Leichtmetall im Gummiring
In Sachen Felgen hat Hamann drei Varianten und eine Exportversion im Korb. Einstiegsmodell ist die Anniversary I, eine einteilige Vielspeichenfelge im Mehrteiler-Look. Die verfügbaren Typen: als 19-Zöller in 8,5x19 und 10x19 sowie als 20-Zöller in 9,0x20 und 10,5x20. Das Mittelklassemodell PG2 ist ein echter Mehrteiler. Das Felgenhorn kann im Falle einer Beschädigung gewechselt werden. Fünf Speichen strecken sich vorne auf 8,5x19 und hinten auf 10,0x19. Auch hier ist das 20-Zoll-Muster verfügbar. Als absolutes Topmodell gilt bei Hamann die Anniversary II. Hier kommen die Dimensionen 9,0x20 und 11,0x20 auf die Radnaben.

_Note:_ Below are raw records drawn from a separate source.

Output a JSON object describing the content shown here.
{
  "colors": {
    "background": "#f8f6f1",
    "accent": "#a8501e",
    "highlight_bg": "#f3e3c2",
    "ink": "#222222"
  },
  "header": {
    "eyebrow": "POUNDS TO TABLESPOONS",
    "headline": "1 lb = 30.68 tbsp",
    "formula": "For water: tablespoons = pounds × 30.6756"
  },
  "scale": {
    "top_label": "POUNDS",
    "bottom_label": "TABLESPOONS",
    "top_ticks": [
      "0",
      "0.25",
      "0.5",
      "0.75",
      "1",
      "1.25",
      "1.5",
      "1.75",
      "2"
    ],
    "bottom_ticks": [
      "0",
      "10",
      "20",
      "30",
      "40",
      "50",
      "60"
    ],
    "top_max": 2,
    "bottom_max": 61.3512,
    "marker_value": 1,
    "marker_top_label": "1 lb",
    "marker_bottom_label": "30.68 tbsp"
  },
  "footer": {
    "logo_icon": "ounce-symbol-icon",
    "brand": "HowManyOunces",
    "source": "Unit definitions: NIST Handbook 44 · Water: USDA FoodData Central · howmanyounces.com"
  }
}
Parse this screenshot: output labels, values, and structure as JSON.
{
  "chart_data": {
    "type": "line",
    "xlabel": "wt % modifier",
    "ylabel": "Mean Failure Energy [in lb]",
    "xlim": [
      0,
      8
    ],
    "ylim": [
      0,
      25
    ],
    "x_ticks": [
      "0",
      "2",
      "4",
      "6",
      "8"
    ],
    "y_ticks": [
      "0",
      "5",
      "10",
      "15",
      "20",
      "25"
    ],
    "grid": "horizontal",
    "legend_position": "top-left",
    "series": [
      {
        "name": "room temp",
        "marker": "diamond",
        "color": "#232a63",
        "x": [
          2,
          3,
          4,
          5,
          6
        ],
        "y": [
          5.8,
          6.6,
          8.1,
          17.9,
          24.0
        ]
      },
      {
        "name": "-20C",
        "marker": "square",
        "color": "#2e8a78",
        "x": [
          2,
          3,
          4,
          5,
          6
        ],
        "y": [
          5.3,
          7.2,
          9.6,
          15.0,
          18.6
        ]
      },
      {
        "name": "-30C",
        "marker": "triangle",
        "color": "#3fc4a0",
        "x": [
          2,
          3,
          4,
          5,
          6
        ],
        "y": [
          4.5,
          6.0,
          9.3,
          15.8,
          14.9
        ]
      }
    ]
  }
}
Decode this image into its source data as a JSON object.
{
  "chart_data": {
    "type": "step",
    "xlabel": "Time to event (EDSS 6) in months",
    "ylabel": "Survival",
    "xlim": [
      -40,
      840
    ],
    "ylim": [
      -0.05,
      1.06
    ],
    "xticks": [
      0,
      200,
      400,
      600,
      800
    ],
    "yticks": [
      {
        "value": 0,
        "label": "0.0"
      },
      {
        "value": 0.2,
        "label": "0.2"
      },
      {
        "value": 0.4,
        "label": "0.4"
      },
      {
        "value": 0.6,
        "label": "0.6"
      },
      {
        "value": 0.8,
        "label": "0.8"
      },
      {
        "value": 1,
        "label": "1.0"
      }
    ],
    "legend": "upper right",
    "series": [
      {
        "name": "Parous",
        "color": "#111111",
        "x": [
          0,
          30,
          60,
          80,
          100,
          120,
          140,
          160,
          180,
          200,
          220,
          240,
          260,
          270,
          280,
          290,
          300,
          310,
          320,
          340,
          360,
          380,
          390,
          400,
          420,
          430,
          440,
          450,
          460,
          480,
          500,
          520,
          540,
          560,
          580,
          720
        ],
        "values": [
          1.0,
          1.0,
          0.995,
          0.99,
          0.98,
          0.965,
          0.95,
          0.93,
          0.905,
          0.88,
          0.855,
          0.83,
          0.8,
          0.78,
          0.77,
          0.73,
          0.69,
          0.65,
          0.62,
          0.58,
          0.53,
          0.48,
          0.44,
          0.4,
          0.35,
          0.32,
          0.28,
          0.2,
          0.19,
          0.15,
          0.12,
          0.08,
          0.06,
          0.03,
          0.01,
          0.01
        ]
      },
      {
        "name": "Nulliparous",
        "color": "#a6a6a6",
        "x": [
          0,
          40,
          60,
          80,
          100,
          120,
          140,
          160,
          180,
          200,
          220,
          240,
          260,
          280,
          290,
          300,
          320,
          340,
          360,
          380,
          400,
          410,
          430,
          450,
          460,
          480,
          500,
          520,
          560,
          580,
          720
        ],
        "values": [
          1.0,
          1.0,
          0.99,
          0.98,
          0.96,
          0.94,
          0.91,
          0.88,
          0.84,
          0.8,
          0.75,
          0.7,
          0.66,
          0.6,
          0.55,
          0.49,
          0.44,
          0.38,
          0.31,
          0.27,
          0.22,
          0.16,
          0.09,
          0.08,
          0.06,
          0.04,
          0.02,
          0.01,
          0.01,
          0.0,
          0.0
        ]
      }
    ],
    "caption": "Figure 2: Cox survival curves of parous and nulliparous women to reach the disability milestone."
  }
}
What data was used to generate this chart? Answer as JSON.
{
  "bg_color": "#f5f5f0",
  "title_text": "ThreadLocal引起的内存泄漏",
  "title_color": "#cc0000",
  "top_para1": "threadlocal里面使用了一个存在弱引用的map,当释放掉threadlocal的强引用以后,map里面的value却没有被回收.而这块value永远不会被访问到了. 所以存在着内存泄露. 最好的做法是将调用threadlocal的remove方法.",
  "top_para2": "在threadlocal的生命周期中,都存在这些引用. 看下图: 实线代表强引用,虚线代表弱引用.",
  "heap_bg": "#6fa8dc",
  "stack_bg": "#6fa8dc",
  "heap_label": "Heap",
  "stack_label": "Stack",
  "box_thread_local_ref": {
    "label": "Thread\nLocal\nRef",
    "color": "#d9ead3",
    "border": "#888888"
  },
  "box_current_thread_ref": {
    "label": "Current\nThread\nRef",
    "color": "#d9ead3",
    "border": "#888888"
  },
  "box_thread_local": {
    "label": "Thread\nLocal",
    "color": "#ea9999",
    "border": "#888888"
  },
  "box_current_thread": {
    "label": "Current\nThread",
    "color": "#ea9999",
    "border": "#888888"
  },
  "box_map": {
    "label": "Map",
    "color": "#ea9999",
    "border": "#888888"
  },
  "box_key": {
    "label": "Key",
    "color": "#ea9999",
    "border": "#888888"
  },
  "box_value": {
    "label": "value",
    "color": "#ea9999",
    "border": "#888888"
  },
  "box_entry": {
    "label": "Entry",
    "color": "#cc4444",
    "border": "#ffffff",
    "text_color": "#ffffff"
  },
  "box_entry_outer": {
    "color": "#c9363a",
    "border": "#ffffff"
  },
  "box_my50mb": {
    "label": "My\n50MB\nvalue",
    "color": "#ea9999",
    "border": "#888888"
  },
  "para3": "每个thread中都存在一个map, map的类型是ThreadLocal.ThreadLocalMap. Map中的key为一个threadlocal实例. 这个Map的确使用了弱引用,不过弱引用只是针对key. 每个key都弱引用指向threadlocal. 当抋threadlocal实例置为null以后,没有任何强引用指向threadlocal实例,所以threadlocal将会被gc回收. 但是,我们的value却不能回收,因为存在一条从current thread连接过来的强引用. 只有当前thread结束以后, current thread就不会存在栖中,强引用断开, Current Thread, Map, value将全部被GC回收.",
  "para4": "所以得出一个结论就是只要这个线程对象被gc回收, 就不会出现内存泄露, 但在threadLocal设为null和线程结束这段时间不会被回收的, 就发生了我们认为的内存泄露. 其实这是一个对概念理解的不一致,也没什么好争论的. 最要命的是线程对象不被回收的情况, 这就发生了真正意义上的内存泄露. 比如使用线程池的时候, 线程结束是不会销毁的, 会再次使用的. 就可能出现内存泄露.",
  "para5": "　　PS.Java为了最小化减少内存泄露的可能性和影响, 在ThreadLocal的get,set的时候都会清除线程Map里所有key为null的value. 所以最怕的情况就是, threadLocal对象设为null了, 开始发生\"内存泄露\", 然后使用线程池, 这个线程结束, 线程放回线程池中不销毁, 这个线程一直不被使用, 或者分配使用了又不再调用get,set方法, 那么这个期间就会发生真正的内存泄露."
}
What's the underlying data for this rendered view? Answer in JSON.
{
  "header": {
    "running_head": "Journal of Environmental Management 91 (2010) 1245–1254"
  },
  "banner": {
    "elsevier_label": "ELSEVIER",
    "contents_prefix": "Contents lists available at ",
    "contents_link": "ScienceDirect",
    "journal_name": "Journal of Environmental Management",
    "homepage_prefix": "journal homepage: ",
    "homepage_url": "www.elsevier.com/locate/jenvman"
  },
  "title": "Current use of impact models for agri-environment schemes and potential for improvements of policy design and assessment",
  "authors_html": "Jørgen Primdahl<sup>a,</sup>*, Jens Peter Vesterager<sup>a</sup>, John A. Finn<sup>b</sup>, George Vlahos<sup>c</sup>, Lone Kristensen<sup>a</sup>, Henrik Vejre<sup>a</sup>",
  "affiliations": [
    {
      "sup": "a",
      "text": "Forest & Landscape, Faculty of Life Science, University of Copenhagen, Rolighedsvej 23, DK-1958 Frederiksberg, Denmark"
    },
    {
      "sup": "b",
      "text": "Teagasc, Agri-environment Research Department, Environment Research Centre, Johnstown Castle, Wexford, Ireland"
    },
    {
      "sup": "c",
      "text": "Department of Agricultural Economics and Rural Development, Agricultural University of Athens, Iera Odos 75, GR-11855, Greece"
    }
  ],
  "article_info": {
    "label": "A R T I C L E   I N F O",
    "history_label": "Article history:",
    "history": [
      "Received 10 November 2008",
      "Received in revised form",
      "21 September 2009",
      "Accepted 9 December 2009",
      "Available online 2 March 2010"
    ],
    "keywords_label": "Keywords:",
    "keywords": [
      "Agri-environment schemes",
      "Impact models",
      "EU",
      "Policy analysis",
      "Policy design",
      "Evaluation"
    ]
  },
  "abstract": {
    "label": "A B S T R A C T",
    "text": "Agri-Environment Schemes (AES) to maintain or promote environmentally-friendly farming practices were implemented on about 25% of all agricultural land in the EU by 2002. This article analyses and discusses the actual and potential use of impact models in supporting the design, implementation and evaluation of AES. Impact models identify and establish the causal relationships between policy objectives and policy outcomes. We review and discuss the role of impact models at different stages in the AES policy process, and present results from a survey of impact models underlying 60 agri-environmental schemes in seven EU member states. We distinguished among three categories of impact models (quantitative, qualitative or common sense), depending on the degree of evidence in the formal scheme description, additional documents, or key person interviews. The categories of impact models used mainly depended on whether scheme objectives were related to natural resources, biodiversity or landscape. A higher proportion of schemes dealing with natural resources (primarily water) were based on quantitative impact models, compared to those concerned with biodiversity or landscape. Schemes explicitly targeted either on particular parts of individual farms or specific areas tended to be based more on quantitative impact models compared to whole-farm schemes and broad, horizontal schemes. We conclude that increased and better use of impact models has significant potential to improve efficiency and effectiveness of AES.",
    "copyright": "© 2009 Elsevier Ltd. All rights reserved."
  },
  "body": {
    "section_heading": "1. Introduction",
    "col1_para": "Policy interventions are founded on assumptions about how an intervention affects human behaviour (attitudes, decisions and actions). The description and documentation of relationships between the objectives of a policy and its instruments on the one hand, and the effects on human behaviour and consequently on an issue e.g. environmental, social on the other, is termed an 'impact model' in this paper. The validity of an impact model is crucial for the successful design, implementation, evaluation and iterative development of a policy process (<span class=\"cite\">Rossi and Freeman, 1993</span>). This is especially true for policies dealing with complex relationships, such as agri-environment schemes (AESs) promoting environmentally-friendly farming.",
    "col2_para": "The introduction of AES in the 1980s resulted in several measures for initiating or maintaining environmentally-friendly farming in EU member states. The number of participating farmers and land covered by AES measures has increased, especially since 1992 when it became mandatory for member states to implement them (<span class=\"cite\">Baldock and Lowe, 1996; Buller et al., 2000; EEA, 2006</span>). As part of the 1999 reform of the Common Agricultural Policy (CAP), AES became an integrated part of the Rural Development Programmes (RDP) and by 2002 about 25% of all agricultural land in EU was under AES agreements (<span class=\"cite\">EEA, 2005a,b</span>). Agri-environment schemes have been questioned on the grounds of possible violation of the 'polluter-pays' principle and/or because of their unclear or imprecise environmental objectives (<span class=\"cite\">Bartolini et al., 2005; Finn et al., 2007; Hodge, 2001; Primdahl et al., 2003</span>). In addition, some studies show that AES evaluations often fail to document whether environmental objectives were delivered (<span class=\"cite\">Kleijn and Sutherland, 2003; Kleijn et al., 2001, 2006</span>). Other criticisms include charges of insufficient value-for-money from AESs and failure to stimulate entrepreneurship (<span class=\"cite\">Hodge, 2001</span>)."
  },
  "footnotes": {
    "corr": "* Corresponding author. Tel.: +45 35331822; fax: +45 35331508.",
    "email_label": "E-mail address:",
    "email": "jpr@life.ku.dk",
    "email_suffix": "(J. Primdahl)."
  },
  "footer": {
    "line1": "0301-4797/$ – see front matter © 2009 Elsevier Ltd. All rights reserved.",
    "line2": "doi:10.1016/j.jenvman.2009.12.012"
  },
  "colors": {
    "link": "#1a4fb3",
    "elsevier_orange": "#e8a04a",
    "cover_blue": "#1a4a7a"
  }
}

Andere Länder andere Felgen
Nur für den Export gibt es die Edition-Race-Felge. Sie ist in 20 sowie 21 Zoll zu haben. Dreiteilig, mit Kreuzspeichendesign, Titanverschraubung, poliertem Felgenhorn und schwarzem Felgenstern steckt diese Felge im Reifen.

Im Innenraum geht's weiter
Damit man nicht vergisst, wer dieses Auto umgebaut hat, kann man sich Fußmatten mit Hamann-Schriftzug ins Auto legen. Aluminium-Handbremshebel und Aluminium-Pedalerie hellen den Innenraum auf. Auch das Serienlenkrad wird auf Wunsch weggenommen. Hier kann man sich bei Rücksendung des Originallenkrades eine Rückerstattung in Höhe von 150,- Euro verdienen. Als Ersatz fungiert ein Drei-Speichen-Leder-Sportlenkrad mit Airbag. Zusätzlich kann dieses Lenkrad noch mit Carbon-Kevlar-Applikationen versehen werden. Auch alle anderen zum Tunergeschäft gehörenden Umbauten sind möglich. So können auch noch eine aufwendige Lederausstattung und Multimediaeinbauten mit DVD, Fernseher oder Playstation geordert werden.

Die Kostenpunkte
Da man viele Tuningvarianten untereinander variieren kann, gestalten sich auch die Preise sehr verschieden. Deshalb hier nur die wichtigsten Beispiele: Während die reine Vmax-Aufhebung noch überschaubare 1.690 Euro kostet, schlägt das Sport-Kit HM/M +60 mit 10.980 Euro ins Kontor. Für die Sportbremsanlage werden 8.490 Euro aufgerufen.